Esto tendría múltiples consecuencias. No solo colocará probablemente la piedra tumbal sobre las aspiraciones —y el derecho— de los palestinos, sino que arrojará a Irán aún más en brazos de Rusia y China, consolidando el naciente eje autoritario asiático junto a Corea del Norte.
Taiwán
Aunque la relación de la nueva presidencia Trump con China será marcada de entrada por los aranceles que EE UU pueda imponer o las nuevas restricciones al acceso a tecnologías sensibles, un punto estratégico esencial a medio y largo plazo serán las señales que el nuevo mandatario emitirá acerca de Taiwán.
Hay que recordar que Xi Jinping ha señalado reiteradamente que el “rejuvenecimiento” de China que él busca entraña necesariamente la afirmación del control de Pekín sobre la isla. Biden ha sido el presidente estadounidense más explícito en prometer una defensa de Taiwán en caso de que resultara atacada de forma injustificada.

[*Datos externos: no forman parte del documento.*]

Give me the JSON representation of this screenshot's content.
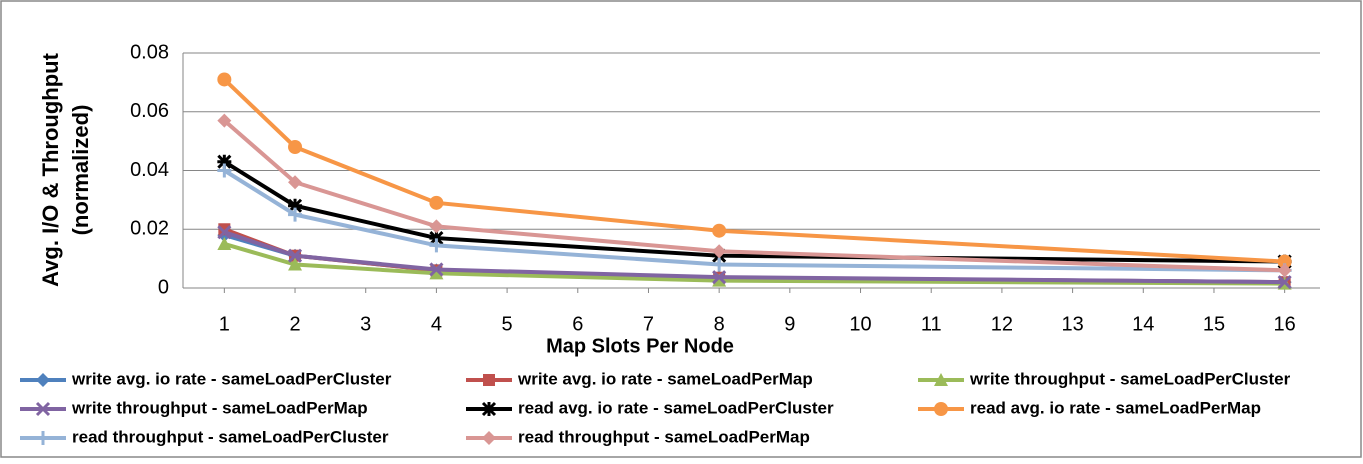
{
  "chart_data": {
    "type": "line",
    "ylabel": [
      "Avg. I/O & Throughput",
      "(normalized)"
    ],
    "xlabel": "Map Slots Per Node",
    "x": [
      1,
      2,
      4,
      8,
      16
    ],
    "xlim": [
      0.5,
      16.5
    ],
    "xticks": [
      1,
      2,
      3,
      4,
      5,
      6,
      7,
      8,
      9,
      10,
      11,
      12,
      13,
      14,
      15,
      16
    ],
    "ylim": [
      0,
      0.08
    ],
    "yticks": [
      0,
      0.02,
      0.04,
      0.06,
      0.08
    ],
    "grid": true,
    "legend": "bottom",
    "series": [
      {
        "name": "write avg. io rate - sameLoadPerCluster",
        "color": "#4f81bd",
        "marker": "diamond",
        "values": [
          0.018,
          0.011,
          0.006,
          0.0035,
          0.002
        ]
      },
      {
        "name": "write avg. io rate - sameLoadPerMap",
        "color": "#c0504d",
        "marker": "square",
        "values": [
          0.02,
          0.011,
          0.006,
          0.0035,
          0.002
        ]
      },
      {
        "name": "write throughput - sameLoadPerCluster",
        "color": "#9bbb59",
        "marker": "triangle",
        "values": [
          0.015,
          0.008,
          0.005,
          0.0025,
          0.0015
        ]
      },
      {
        "name": "write throughput - sameLoadPerMap",
        "color": "#8064a2",
        "marker": "x",
        "values": [
          0.019,
          0.011,
          0.0063,
          0.0037,
          0.002
        ]
      },
      {
        "name": "read avg. io rate - sameLoadPerCluster",
        "color": "#000000",
        "marker": "star",
        "values": [
          0.043,
          0.028,
          0.017,
          0.011,
          0.009
        ]
      },
      {
        "name": "read avg. io rate - sameLoadPerMap",
        "color": "#f79646",
        "marker": "circle",
        "values": [
          0.071,
          0.048,
          0.029,
          0.0195,
          0.009
        ]
      },
      {
        "name": "read throughput - sameLoadPerCluster",
        "color": "#95b3d7",
        "marker": "plus",
        "values": [
          0.04,
          0.025,
          0.0145,
          0.008,
          0.006
        ]
      },
      {
        "name": "read throughput - sameLoadPerMap",
        "color": "#d99694",
        "marker": "diamond",
        "values": [
          0.057,
          0.036,
          0.021,
          0.0125,
          0.006
        ]
      }
    ]
  }
}
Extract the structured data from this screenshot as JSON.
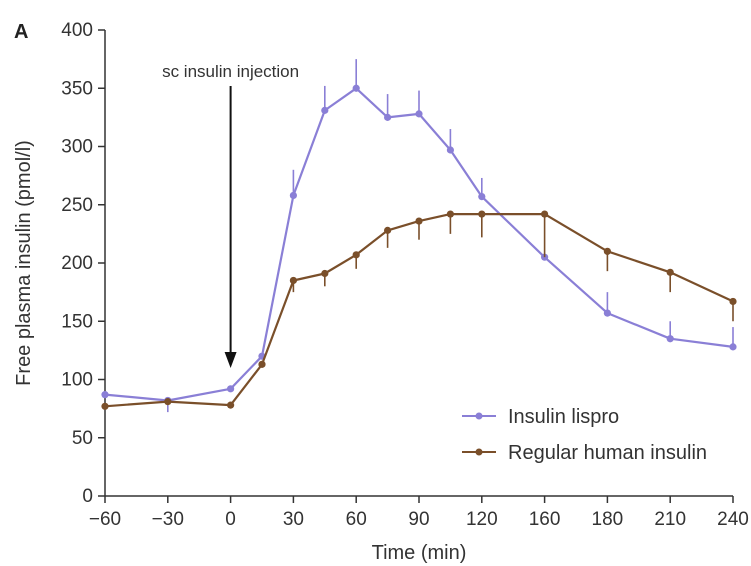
{
  "chart_data": {
    "type": "line",
    "panel_label": "A",
    "title": "",
    "xlabel": "Time (min)",
    "ylabel": "Free plasma insulin (pmol/l)",
    "x_ticks": [
      -60,
      -30,
      0,
      30,
      60,
      90,
      120,
      160,
      180,
      210,
      240
    ],
    "x_tick_labels": [
      "−60",
      "−30",
      "0",
      "30",
      "60",
      "90",
      "120",
      "160",
      "180",
      "210",
      "240"
    ],
    "y_ticks": [
      0,
      50,
      100,
      150,
      200,
      250,
      300,
      350,
      400
    ],
    "ylim": [
      0,
      400
    ],
    "legend_position": "bottom-right",
    "annotation": {
      "text": "sc insulin injection",
      "x": 0
    },
    "series": [
      {
        "name": "Insulin lispro",
        "color": "#8a7fd6",
        "points": [
          {
            "x": -60,
            "y": 87
          },
          {
            "x": -30,
            "y": 82
          },
          {
            "x": 0,
            "y": 92
          },
          {
            "x": 15,
            "y": 120
          },
          {
            "x": 30,
            "y": 258
          },
          {
            "x": 45,
            "y": 331
          },
          {
            "x": 60,
            "y": 350
          },
          {
            "x": 75,
            "y": 325
          },
          {
            "x": 90,
            "y": 328
          },
          {
            "x": 105,
            "y": 297
          },
          {
            "x": 120,
            "y": 257
          },
          {
            "x": 160,
            "y": 205
          },
          {
            "x": 180,
            "y": 157
          },
          {
            "x": 210,
            "y": 135
          },
          {
            "x": 240,
            "y": 128
          }
        ],
        "errors": [
          {
            "x": -60,
            "lo": 87,
            "hi": 87
          },
          {
            "x": -30,
            "lo": 72,
            "hi": 82
          },
          {
            "x": 0,
            "lo": 92,
            "hi": 92
          },
          {
            "x": 15,
            "lo": 120,
            "hi": 120
          },
          {
            "x": 30,
            "lo": 258,
            "hi": 280
          },
          {
            "x": 45,
            "lo": 331,
            "hi": 352
          },
          {
            "x": 60,
            "lo": 350,
            "hi": 375
          },
          {
            "x": 75,
            "lo": 325,
            "hi": 345
          },
          {
            "x": 90,
            "lo": 328,
            "hi": 348
          },
          {
            "x": 105,
            "lo": 297,
            "hi": 315
          },
          {
            "x": 120,
            "lo": 257,
            "hi": 273
          },
          {
            "x": 180,
            "lo": 157,
            "hi": 175
          },
          {
            "x": 210,
            "lo": 135,
            "hi": 150
          },
          {
            "x": 240,
            "lo": 128,
            "hi": 145
          }
        ]
      },
      {
        "name": "Regular human insulin",
        "color": "#7a4f2a",
        "points": [
          {
            "x": -60,
            "y": 77
          },
          {
            "x": -30,
            "y": 81
          },
          {
            "x": 0,
            "y": 78
          },
          {
            "x": 15,
            "y": 113
          },
          {
            "x": 30,
            "y": 185
          },
          {
            "x": 45,
            "y": 191
          },
          {
            "x": 60,
            "y": 207
          },
          {
            "x": 75,
            "y": 228
          },
          {
            "x": 90,
            "y": 236
          },
          {
            "x": 105,
            "y": 242
          },
          {
            "x": 120,
            "y": 242
          },
          {
            "x": 160,
            "y": 242
          },
          {
            "x": 180,
            "y": 210
          },
          {
            "x": 210,
            "y": 192
          },
          {
            "x": 240,
            "y": 167
          }
        ],
        "errors": [
          {
            "x": 30,
            "lo": 175,
            "hi": 185
          },
          {
            "x": 45,
            "lo": 180,
            "hi": 191
          },
          {
            "x": 60,
            "lo": 195,
            "hi": 207
          },
          {
            "x": 75,
            "lo": 213,
            "hi": 228
          },
          {
            "x": 90,
            "lo": 220,
            "hi": 236
          },
          {
            "x": 105,
            "lo": 225,
            "hi": 242
          },
          {
            "x": 120,
            "lo": 222,
            "hi": 242
          },
          {
            "x": 160,
            "lo": 205,
            "hi": 242
          },
          {
            "x": 180,
            "lo": 193,
            "hi": 210
          },
          {
            "x": 210,
            "lo": 175,
            "hi": 192
          },
          {
            "x": 240,
            "lo": 150,
            "hi": 167
          }
        ]
      }
    ]
  }
}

Si bien la voluntad de conservar la primacía de EE UU frente a China es parte central del discurso de Trump —y es, de paso, el único consenso bipartidista de Washington—, el instinto aislacionista y el recelo a involucrarse en operaciones bélicas son parte esencial de su política. Si Pekín interpretara que Trump no está dispuesto a activarse para defender a Taiwán, esto podría modificar los cálculos acerca de la oportunidad de una acción militar para subyugar la isla.
Corea
El estrechamiento de los lazos entre Pyongyang y Moscú despierta muchas inquietudes. La razón primera es evidente: a través del apoyo militar a Rusia, Corea del Norte busca obtener a cambio ayudas del Kremlin —tecnología militar, alimentos, energía— y en general una posibilidad de no depender solo de China, ampliar sus opciones, tener una capacidad triangular en vez de solo bilateral. Pero algunos se preguntan si la activación de esa cláusula de mutuo apoyo bélico es un paso para fortalecer las opciones de atacar a Corea del Sur. Esto no es probable, pero no es conveniente descartar nada, sobre todo si la rama aislacionista acabara imponiéndose en la nueva Administración Trump.
No hay ninguna certeza acerca de lo que hará Trump. Es posible que ninguno de los peores escenarios se materialice. Pero el historial de la primera presidencia, y de la reciente campaña, da la sensación de que —a diferencia de lo que ocurrió en 2016— no se rodeará de figuras del establishment republicano —que frenaron sus instintos—. Entonces ni él pensaba que ganaría, no tenía realmente ni un programa ni un equipo preparado. Esta vez es diferente. Esta vez parece más probable un quiebre profundo del entramado de alianzas construido por EE UU después de 1945 y una consistente alteración del panorama geopolítico.